Distill Your Coworker? Just Distill Yourself

There’s a meme going around lately about “distilling your coworker” — using AI to extract a colleague’s expertise and make it your own. Jokes aside, Apple dropped a paper last week that seriously answers an even more absurd question:

Can you distill yourself?

Turns out, yes. And it works so well the authors were almost embarrassed — the paper is literally called Embarrassingly Simple Self-Distillation.

Here’s what they did: take a code generation model, have it write solutions to a batch of programming problems at high temperature (T=2.0), don’t check if the answers are correct, then train the model on its own outputs. Result: Qwen3-30B jumped from 42.4% to 55.3% pass@1 on LiveCodeBench.

No reward model, no verifier, no teacher, no RL. The model copied its own homework and got better at it.

Sounds like magic. But it’s not.

One Person Solving a Problem vs. Ten

Picture this: you ask a programmer to write a sorting function. They’ll probably write quick sort, maybe merge sort, and on a rare day, bubble sort. That’s their “distribution.”

Now ask them to write it ten times. Not copy-paste — start from scratch each time, with some noise thrown in (that’s the high-temperature sampling). Among those ten versions you might get quick sort, merge sort, heap sort, and a few that don’t even compile.

Here’s the key: you mix all ten versions together and have them “review” the batch.

What did they learn? Not any specific correct answer — you never told them which one was right. What they learned is: at the “choose an algorithm” point, several paths are worth taking; but at if left < right, all ten versions wrote the same thing — nothing to deliberate about.

Redundancy itself is signal.

The Opposite of Noise Isn’t Precision — It’s Redundancy

When a model generates code, every step falls into one of two situations:

No-choice positions (the paper calls them locks): syntax dictates that only one token makes sense, but the model’s probability distribution still drags a long tail of distractors — tokens that shouldn’t appear but carry a sliver of probability. Over a sequence, these accumulate and cause drift.
Real-choice positions (the paper calls them forks): like deciding between recursion and iteration — both paths are valid, and the model needs to preserve that diversity.

These two types of positions make contradictory demands on temperature. Lowering it suppresses noise at locks but kills diversity at forks. Raising it preserves diversity at forks but lets noise flood back at locks.

Any single temperature is a compromise. The paper ran a full temperature sweep — the base model’s pass@1 fluctuated by only 2 percentage points across temperatures. Tuning temperature is basically useless.

What SSD effectively does is this: let a swarm of “agents” each take a pass, then distill consensus from the group’s behavior.

Ten agents agree at lock positions — consensus automatically suppresses the distractor tail. At fork positions, they each go their own way — diversity is naturally preserved. This isn’t some clever algorithm. It’s just redundancy.
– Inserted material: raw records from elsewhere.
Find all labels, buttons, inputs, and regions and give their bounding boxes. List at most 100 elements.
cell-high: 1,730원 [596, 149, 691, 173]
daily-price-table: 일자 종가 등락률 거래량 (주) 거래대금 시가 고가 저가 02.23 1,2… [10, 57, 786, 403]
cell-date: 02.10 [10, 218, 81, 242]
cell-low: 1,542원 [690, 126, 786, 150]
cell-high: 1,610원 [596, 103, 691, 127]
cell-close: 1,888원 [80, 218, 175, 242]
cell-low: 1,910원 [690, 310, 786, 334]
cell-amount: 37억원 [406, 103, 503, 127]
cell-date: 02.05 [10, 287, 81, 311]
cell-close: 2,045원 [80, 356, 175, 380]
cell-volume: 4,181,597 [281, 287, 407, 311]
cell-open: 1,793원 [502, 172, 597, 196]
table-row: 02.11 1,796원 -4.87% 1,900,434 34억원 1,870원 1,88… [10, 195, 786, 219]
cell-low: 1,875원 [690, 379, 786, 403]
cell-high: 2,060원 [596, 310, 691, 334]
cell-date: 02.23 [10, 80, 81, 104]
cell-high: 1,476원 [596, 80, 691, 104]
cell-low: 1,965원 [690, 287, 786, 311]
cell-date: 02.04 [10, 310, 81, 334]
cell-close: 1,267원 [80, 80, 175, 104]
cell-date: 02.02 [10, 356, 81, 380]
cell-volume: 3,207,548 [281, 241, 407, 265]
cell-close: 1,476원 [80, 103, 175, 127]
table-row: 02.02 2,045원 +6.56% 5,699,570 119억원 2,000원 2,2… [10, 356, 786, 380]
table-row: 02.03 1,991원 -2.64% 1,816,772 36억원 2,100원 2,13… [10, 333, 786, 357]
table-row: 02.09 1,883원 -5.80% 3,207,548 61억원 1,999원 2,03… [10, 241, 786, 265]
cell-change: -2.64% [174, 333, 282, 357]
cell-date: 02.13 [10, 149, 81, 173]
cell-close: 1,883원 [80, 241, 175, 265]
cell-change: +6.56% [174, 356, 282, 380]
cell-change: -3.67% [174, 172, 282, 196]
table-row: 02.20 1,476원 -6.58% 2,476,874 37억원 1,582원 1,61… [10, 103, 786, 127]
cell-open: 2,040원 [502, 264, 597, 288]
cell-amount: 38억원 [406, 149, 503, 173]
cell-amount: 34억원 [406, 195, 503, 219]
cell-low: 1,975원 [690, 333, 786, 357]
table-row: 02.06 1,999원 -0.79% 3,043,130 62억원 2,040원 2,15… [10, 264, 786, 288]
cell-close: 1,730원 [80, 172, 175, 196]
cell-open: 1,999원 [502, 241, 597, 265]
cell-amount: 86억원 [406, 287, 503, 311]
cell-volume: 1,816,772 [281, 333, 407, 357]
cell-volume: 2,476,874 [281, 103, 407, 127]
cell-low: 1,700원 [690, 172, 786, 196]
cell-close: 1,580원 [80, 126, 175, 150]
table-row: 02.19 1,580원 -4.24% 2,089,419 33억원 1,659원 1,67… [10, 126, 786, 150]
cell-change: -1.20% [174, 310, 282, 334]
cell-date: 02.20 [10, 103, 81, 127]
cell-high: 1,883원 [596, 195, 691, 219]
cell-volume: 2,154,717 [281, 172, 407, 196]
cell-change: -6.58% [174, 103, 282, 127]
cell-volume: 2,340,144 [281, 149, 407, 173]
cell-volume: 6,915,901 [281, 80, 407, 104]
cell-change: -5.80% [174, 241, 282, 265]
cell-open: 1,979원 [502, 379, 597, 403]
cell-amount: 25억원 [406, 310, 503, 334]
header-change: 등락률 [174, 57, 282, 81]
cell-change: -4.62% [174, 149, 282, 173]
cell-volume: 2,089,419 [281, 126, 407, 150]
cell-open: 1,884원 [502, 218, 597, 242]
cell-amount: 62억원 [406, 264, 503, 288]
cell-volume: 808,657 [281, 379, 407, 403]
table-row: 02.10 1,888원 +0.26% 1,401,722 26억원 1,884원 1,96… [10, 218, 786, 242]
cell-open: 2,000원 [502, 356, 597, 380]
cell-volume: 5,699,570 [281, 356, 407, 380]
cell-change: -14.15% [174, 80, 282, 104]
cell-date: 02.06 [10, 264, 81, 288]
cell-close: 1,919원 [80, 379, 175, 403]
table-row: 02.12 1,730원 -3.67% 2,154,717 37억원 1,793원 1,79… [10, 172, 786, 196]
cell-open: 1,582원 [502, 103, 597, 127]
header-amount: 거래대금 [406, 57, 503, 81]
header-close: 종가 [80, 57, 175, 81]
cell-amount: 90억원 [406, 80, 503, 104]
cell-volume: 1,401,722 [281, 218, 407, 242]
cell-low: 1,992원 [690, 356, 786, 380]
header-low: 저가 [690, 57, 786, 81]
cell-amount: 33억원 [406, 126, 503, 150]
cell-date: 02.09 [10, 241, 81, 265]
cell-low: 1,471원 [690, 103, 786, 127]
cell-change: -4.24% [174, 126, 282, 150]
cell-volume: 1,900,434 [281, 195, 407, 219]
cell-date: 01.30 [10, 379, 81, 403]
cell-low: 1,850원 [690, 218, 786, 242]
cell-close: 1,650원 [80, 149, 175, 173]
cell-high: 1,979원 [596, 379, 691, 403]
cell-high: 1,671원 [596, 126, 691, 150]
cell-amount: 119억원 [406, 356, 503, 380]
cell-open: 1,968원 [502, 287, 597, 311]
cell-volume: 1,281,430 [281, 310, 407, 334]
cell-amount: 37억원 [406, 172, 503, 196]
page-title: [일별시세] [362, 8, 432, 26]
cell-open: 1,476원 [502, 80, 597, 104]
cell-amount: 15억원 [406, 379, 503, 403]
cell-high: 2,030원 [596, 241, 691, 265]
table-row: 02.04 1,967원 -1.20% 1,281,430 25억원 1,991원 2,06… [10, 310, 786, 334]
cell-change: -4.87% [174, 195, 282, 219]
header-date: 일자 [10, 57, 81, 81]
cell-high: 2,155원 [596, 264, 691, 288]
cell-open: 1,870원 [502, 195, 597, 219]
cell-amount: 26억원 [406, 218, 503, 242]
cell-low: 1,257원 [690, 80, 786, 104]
Redundancy inherently separates signal from noise: signal gets reinforced through repetition, noise gets diluted.

The Answers Don’t Even Need to Be Correct

The most counterintuitive experiment is in Section 4.4: they cranked the sampling temperature to the extreme. The generated code was near-gibberish. They trained the model on this gibberish. The model still improved.

This means SSD’s gains don’t come from “learning correct code.” They come from reshaping the distribution — the statistical pattern of agreement at locks and divergence at forks persists even in garbage data.

In communication theory terms: you don’t need every message to be correct. You just need enough redundant messages to recover the signal from a noisy channel. Shannon figured this out seventy years ago.

No New Knowledge, Just Cleaner Old Knowledge

SSD doesn’t create new capabilities. Everything the model can write after SSD, it could already write before — it was just buried in noise. SSD washes the model’s existing knowledge clean.

This is the same principle as ensembling. Running a model ten times and taking a majority vote improves accuracy — not because the model got smarter, but because redundant voting filters out random errors. SSD bakes this inference-time redundancy into the model weights, saving you from running ten copies at serving time.

What to Make of This

SSD isn’t a new paradigm. Its contribution is using a dead-simple experiment to prove something everyone vaguely suspected but nobody had rigorously tested:

The bottleneck isn’t always lack of capability — sometimes the model just isn’t expressing itself cleanly.

The engineering takeaway is immediate: before you invest in RLHF, reward models, or human annotation, try letting the model sample a batch from itself and train on it. Near-zero cost, potentially surprising returns.

Of course, SSD has a ceiling. It can only clean up existing capabilities, not create new ones. Real evolution needs a closed feedback loop — a compiler to tell you right from wrong, test cases to show you where you fell short.

But as step zero of evolution — using redundancy to clean up the distribution first — it’s a no-brainer.